Auto industry criticizes tough CO2 emissions limit for 2020
European Commission says 95 g/km target is 'achievable, economically sound'
Auto industry lobbyists criticized proposals published today for tougher CO2 limits on new cars and vans sold in Europe.
The European Commission said it will seek binding targets to cut average CO2 emissions from new cars to 95 grams per kilometer in 2020. Emissions from vans will be reduced to 147g/km.
"These are tough targets -- the toughest in the world," Ivan Hodac, secretary general of the European automakers association ACEA, said in a statement. "This will increase manufacturing costs in Europe, creating a competitive disadvantage for the region."
The 95g/km for cars is equivalent to fuel use of 3.9 liters of gasoline per 100 km (60 U.S. mpg) and 3.4 liters of diesel per 100 km (69 U.S. mpg).
Automakers are on track to reach a mandatory target of 130g/km for cars in 2015. Companies that fail to meet their individual goals face stiff fines.
The Commission expects its latest measures will save buyers of new cars in 2020 about 340 euros in fuel costs in the first year of ownership and between 2,904 euros and 3,836 euros over the a car's 13-year lifetime.
"The Commission's analysis shows that the 2020 targets are achievable, economically sound and cost effective: the technology is readily available, its cost is substantially lower than previously thought and its implementation should boost employment and GDP and benefit consumers and industry," an EU statement said.
ACEA said tougher CO2 limits are wrong when the current outlook for the auto industry in Europe is bleak and vehicle sales have declined for the past five years.
"Considering that most manufacturers are losing money in Europe at the moment, the industry needs as competitive a framework as possible. Targets must be feasible," Hodac said.
It is unclear how much of the additional manufacturing cost of meeting the target can be passed on to customers in the current climate without depressing car sales further. Campaigners have estimated the per-car cost at about 1,000 euros.
The proposal must now go through a long negotiation process between EU governments and the European Parliament before it can become law.

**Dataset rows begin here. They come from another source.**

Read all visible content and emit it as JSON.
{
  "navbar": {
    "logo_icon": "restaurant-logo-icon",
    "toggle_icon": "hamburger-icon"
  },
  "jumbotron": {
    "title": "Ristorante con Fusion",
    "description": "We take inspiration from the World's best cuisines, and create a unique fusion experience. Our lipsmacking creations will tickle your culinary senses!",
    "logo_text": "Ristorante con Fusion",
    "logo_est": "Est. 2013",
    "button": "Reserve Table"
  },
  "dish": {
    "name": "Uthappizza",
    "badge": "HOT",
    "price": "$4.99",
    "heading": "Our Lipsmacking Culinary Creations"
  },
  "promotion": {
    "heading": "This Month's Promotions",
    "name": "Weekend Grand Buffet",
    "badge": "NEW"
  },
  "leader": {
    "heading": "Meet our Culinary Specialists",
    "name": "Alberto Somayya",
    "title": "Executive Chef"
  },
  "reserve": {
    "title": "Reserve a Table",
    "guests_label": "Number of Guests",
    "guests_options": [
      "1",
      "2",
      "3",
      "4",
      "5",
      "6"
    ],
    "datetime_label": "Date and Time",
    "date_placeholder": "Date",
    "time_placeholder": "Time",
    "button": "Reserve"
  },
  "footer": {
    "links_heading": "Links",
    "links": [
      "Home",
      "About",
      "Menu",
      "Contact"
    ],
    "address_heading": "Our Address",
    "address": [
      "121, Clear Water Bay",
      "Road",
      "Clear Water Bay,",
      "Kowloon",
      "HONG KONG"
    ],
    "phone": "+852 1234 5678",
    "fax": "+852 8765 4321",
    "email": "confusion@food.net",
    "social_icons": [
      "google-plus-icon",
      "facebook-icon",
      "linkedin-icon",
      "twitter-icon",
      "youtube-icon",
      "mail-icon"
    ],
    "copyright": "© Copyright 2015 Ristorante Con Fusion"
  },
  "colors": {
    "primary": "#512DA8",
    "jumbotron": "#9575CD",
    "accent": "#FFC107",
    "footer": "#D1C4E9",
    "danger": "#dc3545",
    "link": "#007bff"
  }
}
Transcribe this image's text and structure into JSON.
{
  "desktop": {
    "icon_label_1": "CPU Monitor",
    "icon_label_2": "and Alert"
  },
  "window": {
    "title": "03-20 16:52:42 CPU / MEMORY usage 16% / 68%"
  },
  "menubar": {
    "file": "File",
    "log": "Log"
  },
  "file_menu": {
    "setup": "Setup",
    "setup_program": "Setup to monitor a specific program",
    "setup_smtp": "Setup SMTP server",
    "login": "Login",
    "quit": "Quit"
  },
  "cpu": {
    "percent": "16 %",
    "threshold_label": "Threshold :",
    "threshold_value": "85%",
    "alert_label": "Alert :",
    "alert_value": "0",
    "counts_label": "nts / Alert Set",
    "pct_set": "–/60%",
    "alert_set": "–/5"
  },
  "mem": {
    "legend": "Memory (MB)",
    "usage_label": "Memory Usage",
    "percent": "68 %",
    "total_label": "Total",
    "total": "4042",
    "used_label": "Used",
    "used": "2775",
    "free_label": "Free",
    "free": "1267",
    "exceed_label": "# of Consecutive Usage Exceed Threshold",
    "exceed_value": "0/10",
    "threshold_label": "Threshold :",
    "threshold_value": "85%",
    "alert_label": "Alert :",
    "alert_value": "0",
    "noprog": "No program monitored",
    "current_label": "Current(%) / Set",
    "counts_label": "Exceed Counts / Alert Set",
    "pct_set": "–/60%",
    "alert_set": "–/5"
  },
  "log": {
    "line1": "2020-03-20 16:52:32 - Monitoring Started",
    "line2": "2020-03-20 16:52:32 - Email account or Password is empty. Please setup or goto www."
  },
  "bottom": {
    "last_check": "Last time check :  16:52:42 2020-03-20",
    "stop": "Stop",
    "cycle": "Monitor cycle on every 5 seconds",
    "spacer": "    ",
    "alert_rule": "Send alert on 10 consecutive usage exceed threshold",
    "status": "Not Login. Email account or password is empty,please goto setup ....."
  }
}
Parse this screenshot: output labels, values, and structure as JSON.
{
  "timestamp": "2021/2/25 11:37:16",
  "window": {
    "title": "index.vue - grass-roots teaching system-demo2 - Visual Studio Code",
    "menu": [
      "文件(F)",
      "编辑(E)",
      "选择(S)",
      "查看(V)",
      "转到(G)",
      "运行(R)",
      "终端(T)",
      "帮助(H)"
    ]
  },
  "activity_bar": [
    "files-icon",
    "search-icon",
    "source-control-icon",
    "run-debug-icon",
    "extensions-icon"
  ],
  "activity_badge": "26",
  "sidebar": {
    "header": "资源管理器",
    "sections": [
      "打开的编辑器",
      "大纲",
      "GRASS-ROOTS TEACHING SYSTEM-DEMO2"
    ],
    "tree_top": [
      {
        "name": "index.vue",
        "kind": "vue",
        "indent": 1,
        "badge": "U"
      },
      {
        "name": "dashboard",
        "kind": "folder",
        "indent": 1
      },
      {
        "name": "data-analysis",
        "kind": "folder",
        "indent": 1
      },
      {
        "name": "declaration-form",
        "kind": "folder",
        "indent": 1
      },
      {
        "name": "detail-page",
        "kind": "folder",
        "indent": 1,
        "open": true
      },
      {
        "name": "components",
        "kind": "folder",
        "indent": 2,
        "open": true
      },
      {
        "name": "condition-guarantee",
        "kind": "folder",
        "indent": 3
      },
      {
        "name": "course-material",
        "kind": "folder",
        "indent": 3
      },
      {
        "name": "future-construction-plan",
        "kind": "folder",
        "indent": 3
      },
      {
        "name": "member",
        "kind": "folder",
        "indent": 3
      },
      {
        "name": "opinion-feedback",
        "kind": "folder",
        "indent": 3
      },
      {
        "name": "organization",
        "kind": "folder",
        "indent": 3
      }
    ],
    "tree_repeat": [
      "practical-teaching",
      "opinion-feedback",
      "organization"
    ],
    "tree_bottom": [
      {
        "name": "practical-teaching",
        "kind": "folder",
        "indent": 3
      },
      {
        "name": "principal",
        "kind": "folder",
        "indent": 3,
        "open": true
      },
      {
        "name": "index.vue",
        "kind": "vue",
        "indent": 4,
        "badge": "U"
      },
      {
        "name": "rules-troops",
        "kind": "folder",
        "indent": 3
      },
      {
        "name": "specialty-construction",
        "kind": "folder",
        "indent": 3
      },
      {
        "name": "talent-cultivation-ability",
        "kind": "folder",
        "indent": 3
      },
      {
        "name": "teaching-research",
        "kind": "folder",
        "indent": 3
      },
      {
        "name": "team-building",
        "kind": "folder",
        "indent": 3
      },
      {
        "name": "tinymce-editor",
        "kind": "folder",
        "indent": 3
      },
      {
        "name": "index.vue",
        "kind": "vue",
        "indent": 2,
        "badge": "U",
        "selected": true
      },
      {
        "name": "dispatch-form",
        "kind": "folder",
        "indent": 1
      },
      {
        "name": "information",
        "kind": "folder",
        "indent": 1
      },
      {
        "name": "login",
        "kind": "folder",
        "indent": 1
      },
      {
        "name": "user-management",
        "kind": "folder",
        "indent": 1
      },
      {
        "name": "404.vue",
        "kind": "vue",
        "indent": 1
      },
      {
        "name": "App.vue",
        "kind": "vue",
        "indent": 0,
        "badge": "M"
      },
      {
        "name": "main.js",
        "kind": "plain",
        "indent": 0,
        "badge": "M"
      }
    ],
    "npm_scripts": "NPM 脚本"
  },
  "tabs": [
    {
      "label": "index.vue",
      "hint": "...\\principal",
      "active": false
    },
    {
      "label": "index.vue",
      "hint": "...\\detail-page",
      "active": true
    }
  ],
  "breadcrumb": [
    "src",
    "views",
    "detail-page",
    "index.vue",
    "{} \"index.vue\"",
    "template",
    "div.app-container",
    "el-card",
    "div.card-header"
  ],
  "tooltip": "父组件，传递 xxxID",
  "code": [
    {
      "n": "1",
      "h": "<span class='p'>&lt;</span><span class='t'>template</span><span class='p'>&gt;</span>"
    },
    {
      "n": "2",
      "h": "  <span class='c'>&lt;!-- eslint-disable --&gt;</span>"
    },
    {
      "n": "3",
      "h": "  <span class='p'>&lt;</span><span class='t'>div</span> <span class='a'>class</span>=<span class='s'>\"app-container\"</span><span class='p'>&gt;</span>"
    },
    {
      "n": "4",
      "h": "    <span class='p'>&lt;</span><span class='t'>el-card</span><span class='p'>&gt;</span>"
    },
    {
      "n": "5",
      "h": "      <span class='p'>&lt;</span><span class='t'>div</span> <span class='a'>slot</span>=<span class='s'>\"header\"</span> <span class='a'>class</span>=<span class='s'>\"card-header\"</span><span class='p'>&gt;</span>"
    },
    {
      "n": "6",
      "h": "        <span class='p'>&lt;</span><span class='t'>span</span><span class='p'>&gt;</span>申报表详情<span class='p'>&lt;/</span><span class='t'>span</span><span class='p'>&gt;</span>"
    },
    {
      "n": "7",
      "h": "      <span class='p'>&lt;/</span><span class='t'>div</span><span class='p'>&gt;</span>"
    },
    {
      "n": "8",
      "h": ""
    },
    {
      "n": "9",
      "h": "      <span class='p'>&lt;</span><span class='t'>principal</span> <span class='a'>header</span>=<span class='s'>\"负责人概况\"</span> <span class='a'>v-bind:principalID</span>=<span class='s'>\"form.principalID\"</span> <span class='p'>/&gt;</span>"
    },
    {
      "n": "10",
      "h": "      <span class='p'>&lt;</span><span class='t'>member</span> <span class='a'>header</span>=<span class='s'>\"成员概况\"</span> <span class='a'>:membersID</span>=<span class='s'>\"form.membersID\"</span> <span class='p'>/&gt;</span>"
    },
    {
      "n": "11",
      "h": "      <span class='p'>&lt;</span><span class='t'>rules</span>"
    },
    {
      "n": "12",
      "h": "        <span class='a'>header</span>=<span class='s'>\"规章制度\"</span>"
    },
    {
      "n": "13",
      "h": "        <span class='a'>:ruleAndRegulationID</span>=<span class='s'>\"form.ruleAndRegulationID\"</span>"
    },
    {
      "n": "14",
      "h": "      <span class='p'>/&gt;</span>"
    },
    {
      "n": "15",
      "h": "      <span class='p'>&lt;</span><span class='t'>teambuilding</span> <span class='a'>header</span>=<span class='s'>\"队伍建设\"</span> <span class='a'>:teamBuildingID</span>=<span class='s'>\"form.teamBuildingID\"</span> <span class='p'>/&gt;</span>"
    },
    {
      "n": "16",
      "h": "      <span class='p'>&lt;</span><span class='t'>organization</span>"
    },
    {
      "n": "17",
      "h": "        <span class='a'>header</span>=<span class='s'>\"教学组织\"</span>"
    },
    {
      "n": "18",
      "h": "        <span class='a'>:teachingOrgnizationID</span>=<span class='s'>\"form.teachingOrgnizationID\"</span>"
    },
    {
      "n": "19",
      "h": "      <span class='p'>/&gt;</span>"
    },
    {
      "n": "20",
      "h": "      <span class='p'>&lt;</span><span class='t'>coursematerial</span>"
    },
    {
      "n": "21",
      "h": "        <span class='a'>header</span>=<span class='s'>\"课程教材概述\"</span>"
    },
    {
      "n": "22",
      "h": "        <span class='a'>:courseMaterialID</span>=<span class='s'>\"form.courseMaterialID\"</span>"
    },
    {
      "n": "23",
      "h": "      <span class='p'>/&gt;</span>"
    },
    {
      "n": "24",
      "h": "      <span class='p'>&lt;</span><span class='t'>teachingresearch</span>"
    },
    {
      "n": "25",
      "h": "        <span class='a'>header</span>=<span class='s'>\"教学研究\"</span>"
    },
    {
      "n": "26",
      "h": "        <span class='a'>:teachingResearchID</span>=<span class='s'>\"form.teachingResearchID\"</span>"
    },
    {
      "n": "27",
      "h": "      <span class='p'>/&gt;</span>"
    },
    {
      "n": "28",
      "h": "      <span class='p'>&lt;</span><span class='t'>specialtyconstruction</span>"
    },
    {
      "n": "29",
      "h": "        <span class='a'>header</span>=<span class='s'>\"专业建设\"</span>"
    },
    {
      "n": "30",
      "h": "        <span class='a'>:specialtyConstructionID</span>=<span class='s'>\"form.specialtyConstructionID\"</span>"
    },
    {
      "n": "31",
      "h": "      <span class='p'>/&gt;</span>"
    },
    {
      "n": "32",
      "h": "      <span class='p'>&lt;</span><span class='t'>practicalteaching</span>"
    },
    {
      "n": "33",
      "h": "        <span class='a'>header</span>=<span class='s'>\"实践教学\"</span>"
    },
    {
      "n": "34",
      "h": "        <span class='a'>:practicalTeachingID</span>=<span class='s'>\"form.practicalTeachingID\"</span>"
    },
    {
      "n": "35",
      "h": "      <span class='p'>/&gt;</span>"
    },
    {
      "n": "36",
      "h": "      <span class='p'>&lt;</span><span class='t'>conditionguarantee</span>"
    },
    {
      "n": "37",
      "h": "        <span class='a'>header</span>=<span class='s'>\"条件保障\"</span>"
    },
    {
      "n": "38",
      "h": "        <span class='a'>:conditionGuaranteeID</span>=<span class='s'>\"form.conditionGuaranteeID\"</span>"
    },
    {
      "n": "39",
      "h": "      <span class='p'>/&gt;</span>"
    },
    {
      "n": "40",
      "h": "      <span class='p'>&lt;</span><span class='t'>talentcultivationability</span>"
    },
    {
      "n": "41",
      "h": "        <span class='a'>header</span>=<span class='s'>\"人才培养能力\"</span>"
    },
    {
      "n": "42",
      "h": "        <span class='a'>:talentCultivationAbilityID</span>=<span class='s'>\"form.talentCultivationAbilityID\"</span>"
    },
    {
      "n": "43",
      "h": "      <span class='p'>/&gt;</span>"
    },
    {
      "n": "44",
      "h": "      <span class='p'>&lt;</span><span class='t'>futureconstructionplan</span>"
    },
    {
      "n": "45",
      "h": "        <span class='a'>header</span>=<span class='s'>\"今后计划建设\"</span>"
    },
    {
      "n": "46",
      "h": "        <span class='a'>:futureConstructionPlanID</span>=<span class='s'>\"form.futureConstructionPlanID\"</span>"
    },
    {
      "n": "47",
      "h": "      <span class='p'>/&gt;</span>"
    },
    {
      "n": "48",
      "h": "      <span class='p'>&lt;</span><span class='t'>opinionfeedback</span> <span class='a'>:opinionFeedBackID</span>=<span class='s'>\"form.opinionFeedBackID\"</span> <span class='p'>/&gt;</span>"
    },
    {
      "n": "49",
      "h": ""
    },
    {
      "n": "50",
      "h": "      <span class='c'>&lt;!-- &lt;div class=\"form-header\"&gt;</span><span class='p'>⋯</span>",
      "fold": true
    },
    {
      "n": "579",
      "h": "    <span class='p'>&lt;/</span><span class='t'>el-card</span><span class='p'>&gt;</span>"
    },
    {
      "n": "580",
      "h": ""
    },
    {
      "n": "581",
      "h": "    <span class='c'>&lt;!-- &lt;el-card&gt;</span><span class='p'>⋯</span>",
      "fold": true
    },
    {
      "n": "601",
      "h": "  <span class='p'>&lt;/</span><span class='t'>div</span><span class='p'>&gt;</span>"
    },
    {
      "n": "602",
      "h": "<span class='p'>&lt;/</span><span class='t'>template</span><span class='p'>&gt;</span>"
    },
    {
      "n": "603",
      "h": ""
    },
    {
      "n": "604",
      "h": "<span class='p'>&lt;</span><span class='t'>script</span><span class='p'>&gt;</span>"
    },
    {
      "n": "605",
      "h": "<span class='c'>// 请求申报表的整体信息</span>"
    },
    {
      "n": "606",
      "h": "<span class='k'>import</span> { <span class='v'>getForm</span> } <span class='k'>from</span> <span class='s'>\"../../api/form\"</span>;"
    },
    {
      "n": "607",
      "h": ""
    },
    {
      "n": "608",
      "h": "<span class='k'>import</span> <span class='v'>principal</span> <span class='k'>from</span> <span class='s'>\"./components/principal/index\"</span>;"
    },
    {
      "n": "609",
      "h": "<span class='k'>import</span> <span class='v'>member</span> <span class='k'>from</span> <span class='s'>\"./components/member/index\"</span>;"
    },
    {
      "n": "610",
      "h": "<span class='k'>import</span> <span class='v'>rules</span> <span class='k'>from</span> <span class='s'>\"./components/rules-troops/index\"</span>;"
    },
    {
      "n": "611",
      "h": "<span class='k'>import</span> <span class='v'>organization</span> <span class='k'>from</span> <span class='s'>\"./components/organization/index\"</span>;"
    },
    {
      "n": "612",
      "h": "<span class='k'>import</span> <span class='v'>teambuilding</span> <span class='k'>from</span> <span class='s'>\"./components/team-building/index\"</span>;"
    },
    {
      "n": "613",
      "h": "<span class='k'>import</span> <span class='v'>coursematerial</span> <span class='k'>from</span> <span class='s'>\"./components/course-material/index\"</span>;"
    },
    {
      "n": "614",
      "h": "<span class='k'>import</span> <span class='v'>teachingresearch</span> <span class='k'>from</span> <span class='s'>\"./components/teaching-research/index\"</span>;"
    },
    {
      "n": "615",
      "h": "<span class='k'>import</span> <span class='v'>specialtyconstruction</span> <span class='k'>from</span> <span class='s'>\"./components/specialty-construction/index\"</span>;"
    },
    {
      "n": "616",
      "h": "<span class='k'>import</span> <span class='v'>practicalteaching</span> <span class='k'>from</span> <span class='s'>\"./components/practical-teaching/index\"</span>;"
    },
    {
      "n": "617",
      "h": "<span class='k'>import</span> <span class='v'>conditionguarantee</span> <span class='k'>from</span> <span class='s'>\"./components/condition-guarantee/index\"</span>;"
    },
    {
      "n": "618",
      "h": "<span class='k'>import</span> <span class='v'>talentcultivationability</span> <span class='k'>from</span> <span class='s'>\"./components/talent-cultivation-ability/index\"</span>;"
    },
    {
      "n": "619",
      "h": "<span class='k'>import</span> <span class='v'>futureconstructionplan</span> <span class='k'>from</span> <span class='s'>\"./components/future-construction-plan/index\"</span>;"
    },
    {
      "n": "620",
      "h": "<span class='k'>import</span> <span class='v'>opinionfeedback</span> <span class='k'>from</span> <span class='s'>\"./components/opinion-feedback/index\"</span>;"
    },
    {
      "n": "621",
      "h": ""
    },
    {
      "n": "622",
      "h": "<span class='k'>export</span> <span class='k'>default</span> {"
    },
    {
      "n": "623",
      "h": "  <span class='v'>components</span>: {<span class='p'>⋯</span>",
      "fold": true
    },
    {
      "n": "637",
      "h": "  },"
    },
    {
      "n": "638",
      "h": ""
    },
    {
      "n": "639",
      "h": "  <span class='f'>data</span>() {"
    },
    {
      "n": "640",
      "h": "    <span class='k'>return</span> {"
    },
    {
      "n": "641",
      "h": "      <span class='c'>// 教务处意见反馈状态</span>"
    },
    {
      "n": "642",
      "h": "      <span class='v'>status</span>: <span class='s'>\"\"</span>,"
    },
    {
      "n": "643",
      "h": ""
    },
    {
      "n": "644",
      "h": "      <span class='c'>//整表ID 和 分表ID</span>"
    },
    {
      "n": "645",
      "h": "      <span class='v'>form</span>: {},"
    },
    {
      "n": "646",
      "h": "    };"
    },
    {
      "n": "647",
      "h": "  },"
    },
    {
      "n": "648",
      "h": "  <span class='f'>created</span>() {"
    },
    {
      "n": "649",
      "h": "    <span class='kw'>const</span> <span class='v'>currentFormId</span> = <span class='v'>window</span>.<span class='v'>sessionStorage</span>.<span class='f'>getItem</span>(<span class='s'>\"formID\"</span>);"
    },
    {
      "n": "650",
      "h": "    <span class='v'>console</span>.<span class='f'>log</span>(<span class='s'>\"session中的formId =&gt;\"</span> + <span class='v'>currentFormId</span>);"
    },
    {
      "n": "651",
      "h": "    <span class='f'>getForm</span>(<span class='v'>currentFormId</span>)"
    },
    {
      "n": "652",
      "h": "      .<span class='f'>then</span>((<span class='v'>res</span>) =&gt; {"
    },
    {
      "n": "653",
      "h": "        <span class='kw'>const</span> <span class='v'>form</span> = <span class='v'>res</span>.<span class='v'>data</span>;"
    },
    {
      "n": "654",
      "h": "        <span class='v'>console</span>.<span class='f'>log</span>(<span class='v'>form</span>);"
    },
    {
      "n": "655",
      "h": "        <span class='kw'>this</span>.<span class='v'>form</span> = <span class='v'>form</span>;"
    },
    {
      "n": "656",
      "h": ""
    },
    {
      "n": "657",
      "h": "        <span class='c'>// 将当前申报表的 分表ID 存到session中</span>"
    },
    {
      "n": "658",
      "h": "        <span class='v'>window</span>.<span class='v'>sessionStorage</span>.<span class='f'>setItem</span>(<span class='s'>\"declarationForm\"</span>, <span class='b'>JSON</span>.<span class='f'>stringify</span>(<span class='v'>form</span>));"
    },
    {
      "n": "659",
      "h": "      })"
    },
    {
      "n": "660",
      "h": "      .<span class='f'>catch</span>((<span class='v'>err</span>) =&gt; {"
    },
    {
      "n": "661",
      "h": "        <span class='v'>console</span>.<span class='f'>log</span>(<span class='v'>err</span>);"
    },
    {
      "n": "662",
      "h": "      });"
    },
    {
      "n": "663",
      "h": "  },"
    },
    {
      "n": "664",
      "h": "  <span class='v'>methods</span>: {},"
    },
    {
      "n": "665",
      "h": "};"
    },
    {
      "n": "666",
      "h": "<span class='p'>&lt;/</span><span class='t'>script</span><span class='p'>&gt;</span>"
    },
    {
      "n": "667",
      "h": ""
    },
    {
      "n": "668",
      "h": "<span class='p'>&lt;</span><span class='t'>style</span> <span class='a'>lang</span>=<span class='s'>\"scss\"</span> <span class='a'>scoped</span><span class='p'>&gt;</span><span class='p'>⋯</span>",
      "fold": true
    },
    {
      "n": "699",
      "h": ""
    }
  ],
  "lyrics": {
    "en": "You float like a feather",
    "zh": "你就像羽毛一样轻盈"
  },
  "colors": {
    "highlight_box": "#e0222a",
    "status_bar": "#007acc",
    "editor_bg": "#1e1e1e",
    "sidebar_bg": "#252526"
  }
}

Lobbying is likely to continue. So far, it has focused on technical details that determine how much of the burden the makers of big, heavy cars, versus lighter vehicles, will carry to achieve the 95 g/km average.
The proposed target has split the industry. France's Renault and PSA/Peugeot-Citroen, which sell mostly smaller cars, are less worried than German automakers, especially BMW and Daimler, which sell bigger, more powerful cars that use more fuel.
Philippe Doublet, a vice-president at Renault, said there would be an additional manufacturing cost, but told a Brussels meeting on Tuesday that the 95 g/km limit for cars was achievable.
EU Climate Commissioner Connie Hedegaard said that under the current proposal all manufacturers would have to make the same relative effort to achieve the average of 95 g/km across the EU fleet.
Hedegaard said that the commission would start work on targets for after 2020, which could involve introducing new methodology. A commission position paper is expected this year.